The gun captain seized the firing lanyard. “I can spare one man!” he called back, then fired the cannon again. Sergeant Corbett headed back on the run, with the gunner right behind him. “Get aboard,” he ordered. Checked the bayonet switch and, with a single mighty heave, turned over the engine. It started at once, roared and rattled as he jumped into his seat. He looked over his shoulder at the line of vehicles rumbling by. The top deck was now clear of vehicles. Before the carriers from the lower deck could come off the ramp from below, Corbett sped up the engine, eased power to the wheels, and jerked forward. Into the daylight and down the landing ramp he drove into combat.
The bark of his engine joined the roar of the others, echoed out from the interior of the cavernous ship. A steady stream of tanks, the Gatling carriers, rolled out and down onto the riverbank. Followed by more — and yet still more machines. Wh
ile fore and aft the companionways had been dropped and a tide of blue uniforms flowed down from the ship and onto the English soil.
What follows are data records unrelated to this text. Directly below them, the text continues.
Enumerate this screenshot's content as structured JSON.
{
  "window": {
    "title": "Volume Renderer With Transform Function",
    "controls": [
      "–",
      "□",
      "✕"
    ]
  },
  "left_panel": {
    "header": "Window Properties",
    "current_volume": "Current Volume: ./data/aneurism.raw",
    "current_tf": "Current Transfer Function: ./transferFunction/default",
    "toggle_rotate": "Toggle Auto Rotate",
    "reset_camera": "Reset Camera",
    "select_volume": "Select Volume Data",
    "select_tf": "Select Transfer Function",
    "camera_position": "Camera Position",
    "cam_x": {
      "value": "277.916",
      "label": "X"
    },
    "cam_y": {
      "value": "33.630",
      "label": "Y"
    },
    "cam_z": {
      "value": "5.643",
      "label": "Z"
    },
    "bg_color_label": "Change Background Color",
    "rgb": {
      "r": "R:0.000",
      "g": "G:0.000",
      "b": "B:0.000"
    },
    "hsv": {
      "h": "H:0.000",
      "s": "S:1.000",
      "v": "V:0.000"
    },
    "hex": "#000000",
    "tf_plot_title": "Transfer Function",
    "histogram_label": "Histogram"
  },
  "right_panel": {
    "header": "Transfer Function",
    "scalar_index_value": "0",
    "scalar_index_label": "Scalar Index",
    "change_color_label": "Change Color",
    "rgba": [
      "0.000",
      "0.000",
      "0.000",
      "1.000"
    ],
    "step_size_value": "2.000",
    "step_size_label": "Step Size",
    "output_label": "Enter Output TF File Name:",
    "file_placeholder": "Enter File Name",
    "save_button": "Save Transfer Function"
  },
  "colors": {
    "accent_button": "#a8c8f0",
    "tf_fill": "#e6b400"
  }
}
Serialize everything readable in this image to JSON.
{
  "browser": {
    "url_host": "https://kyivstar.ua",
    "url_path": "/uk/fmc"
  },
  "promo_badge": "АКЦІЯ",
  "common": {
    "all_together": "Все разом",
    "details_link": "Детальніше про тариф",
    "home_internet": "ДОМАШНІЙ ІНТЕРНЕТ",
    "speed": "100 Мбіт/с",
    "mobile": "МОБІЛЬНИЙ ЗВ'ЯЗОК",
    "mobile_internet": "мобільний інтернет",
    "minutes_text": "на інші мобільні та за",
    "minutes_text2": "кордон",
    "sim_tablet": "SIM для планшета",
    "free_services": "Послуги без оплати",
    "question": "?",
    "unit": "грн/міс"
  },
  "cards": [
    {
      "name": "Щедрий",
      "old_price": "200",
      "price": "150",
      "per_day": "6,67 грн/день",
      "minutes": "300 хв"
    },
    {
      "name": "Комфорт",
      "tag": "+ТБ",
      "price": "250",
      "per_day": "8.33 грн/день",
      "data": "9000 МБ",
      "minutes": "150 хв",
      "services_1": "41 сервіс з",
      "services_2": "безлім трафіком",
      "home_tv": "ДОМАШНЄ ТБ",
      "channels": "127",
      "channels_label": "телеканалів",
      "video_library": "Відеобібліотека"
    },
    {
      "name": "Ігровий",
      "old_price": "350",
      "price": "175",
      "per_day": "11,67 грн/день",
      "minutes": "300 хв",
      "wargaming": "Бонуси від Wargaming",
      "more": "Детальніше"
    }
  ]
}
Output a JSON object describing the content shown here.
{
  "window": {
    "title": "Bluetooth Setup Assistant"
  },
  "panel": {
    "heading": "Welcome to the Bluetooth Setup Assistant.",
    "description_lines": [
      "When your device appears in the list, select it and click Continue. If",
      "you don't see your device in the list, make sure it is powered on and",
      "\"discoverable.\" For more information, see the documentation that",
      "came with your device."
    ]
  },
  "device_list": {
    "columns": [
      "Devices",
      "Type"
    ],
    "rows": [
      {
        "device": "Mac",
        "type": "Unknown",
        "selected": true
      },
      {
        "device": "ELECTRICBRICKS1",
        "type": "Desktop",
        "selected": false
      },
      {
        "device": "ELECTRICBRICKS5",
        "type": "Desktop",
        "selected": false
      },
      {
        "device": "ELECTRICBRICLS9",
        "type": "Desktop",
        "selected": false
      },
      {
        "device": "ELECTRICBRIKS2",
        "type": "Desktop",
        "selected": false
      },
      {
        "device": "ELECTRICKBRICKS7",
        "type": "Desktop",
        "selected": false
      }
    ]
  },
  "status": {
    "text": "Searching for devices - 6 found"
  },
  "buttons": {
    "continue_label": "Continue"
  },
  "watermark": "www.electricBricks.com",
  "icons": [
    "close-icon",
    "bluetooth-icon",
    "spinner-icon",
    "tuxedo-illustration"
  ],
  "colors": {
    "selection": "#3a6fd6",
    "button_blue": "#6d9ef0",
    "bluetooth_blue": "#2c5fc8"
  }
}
“Fire!” Corbett shouted as they clattered off the ramp onto the cobbles. His new gunner bent to his sights and cranked the handle of his gun. Bullets streamed out as he swept the gun along the line of red-uniformed soldiers.
The defending troops were mowed down like a field of grain by the rapid-firing Gatling guns. Some of the defenders fired back, but their bullets merely clanged off the armored front shields of the carriers.
On the bridge of the Atlas, high above, General Sherman looked down at the surging battle. The enemy line appeared to be broken, the defenders dead or fleeing the blue-clad troops now moving past the slower gun carriers.
“Cavalry!” someone shouted, and Sherman looked up to see the mounted soldiers pouring out of the streets that led to Whitehall and Horse Guards Parade. Brigadier Somerville had done an exemplary job in alerting the defenses. The American soldiers turned to face this new threat on their flank — but the Gatling carriers surged past them. Their exhausts roaring loudly, pumping out clouds of acrid smoke, they surged forward toward the cavalry. Now, with swords raised, helmets and cuirasses gleaming, the horsemen charged at the gallop.
And were destroyed. Just as the Light Brigade had been when they had charged the Russian lines in the Crimea. But here were rapid-firing guns, more deadly at close range than any cannon could ever be. Men and horses screamed and died, wiped out, sprawling unmoving across the road that now ran red with blood.
None survived. General Sherman went down from the ship’s bridge to join his staff waiting for him on the shore.
HMS Viperous, the pride of the British navy, led the attack. After taking aboard the pilot off Dungeness, she proceeded at a stately five knots into the main channel of the Thames. The other ironclads, in line behind her, followed in her course. Her guns were loaded and ready; she was prepared to take on any Yankee ironclad and give as good as she received. From his station on the bridge wing, the captain was the first to see the waiting enemy as they rounded the last bend in the river before Tilbury Fort.